Les habitués de la ligne Manchester-Londres ont appris une bonne et une mauvaise nouvelle par voie de presse, samedi 29 novembre. D’abord, la bonne : la circulation du train de 7 heures du matin, l’un des plus empruntés en semaine, est maintenue dans la nouvelle grille d’horaires. “La mauvaise, c’est qu’aucun passager ne pourra monter à bord”, raille le quotidien The Guardian.
Cette situation “bizarre”, selon le journal de gauche, découle d’une obligation pour l’équipage de bord de la compagnie ferroviaire Avanti, qui exploite la ligne, de se rendre à vide jusqu’à la gare de Londres Euston. Le régulateur du secteur ferroviaire, l’Office of Rail and Road (ORR), “a décidé de faire circuler une rame coupe-feu, sans voyageur, qui permet de réagir plus vite en cas d’incidents sur le réseau”, tente d’expliquer le Manchester Evening News. “Le raisonnement derrière cette décision serait qu’au vu des obligations du personnel de bord et du matériel roulant, qui doivent assurer des trajets ultérieurs depuis Londres, la présence de passagers multiplierait les chances de retard, avec un effet domino sur le reste de la journée”, complète The Times, circonspect. C’est grotesque.”
Courrier international « Regarder partir le train »
Dans les faits, la liaison est donc… supprimée à partir de la mise en place du nouveau calendrier, le 15 décembre. “Les gens pourront regarder le train depuis le quai, le toucher puis le regarder partir”, ironise le spécialiste du ferroviaire Tony Miles auprès de The Guardian. Ce fameux train de 7 heures du matin, qui permet aux habitants de la quatrième plus grande ville du Royaume-Uni d’arriver peu avant 9 heures dans la capitale, est pourtant une vitrine pour la compagnie Avanti.

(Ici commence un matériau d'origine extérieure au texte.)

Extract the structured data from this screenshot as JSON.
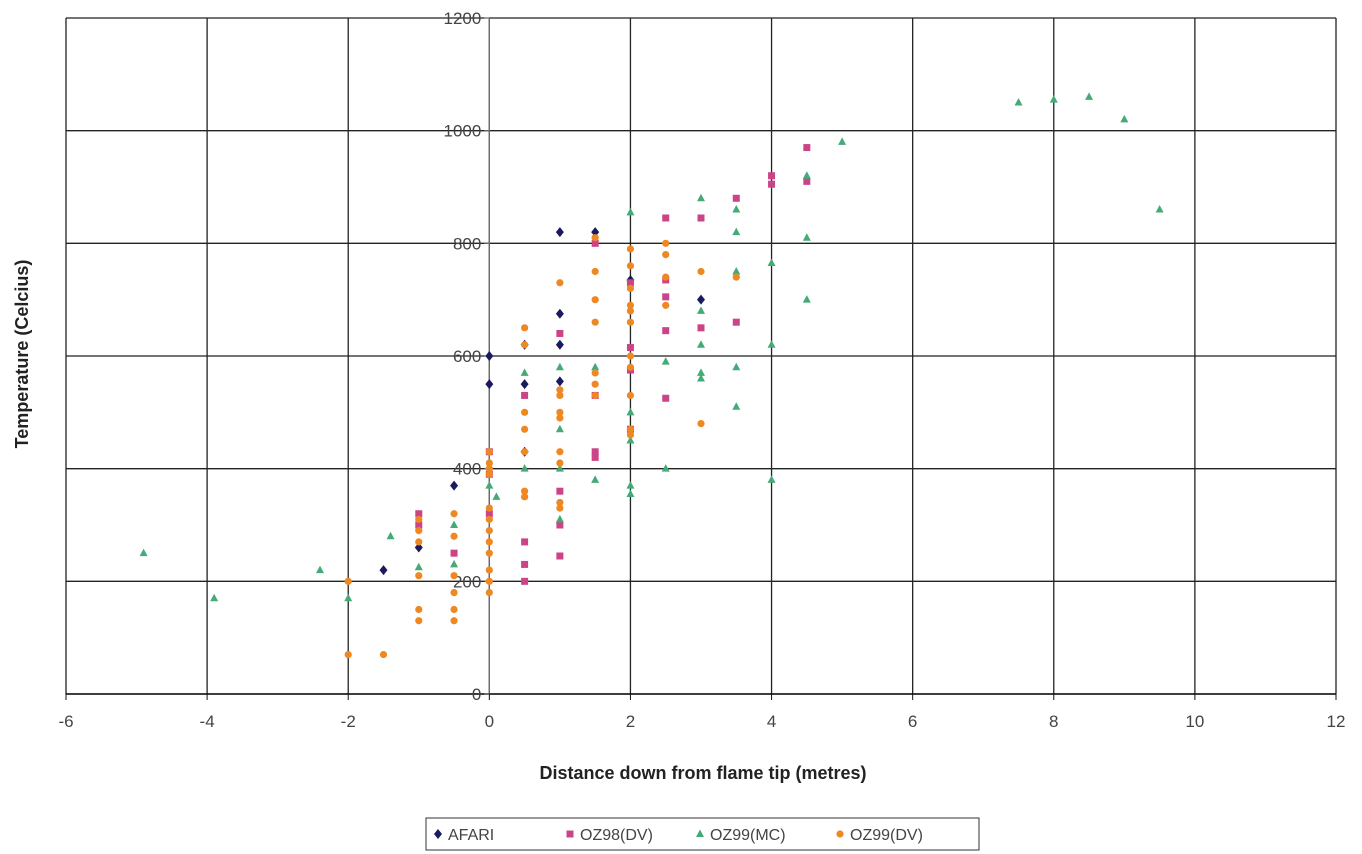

“C’est la liaison la plus rapide de la journée, réalisée en 1h59, ce qui permet à l’entreprise de communiquer sur le fait qu’elle relie Manchester et Londres en moins de deux heures”, indique le quotidien de gauche. C’est aussi la plus lucrative : un aller simple coûte quelque 193 livres sterling (220 euros) et jusqu’à 290 livres sterling (331 euros) pour un siège en première classe. “On peut parfois y croiser l’un des frères Gallagher [du groupe Oasis, originaire de Manchester], en pleine gueule de bois, d’après certains voyageurs”, s’amuse The Times.
Confronté aux protestations d’Avanti et d’Andy Burnham, maire du Grand Manchester, l’ORR a défendu son choix, “arguant qu’un trop grand nombre de passagers présents sur les lignes aux horaires critiques risquait d’avoir un impact ‘adverse sur les performances globales’”, relaie le journal londonien.
Les modifications d’horaires, prévues en général deux fois par an outre-Manche, constituent un défi complexe, concède la presse britannique. En 2018, la révision en profondeur de la circulation des trains, la plus importante jamais réalisée depuis la privatisation du secteur en 1993 (la renationalisation est en cours sous l’impulsion du gouvernement travailliste), avait par exemple conduit à l’annulation de centaines de trains en plein cœur de l’été.
Mais la presse n’en démord pas : cette décision pénalise injustement l’ancien berceau de la révolution industrielle britannique, déjà privé de la future ligne à grande vitesse (HS2). En l’état, ce “train fantôme”, comme le surnomme le Manchester Evening News, “devrait circuler pendant au moins cinq mois, jusqu’à l’élaboration de la prochaine grille d’horaires”.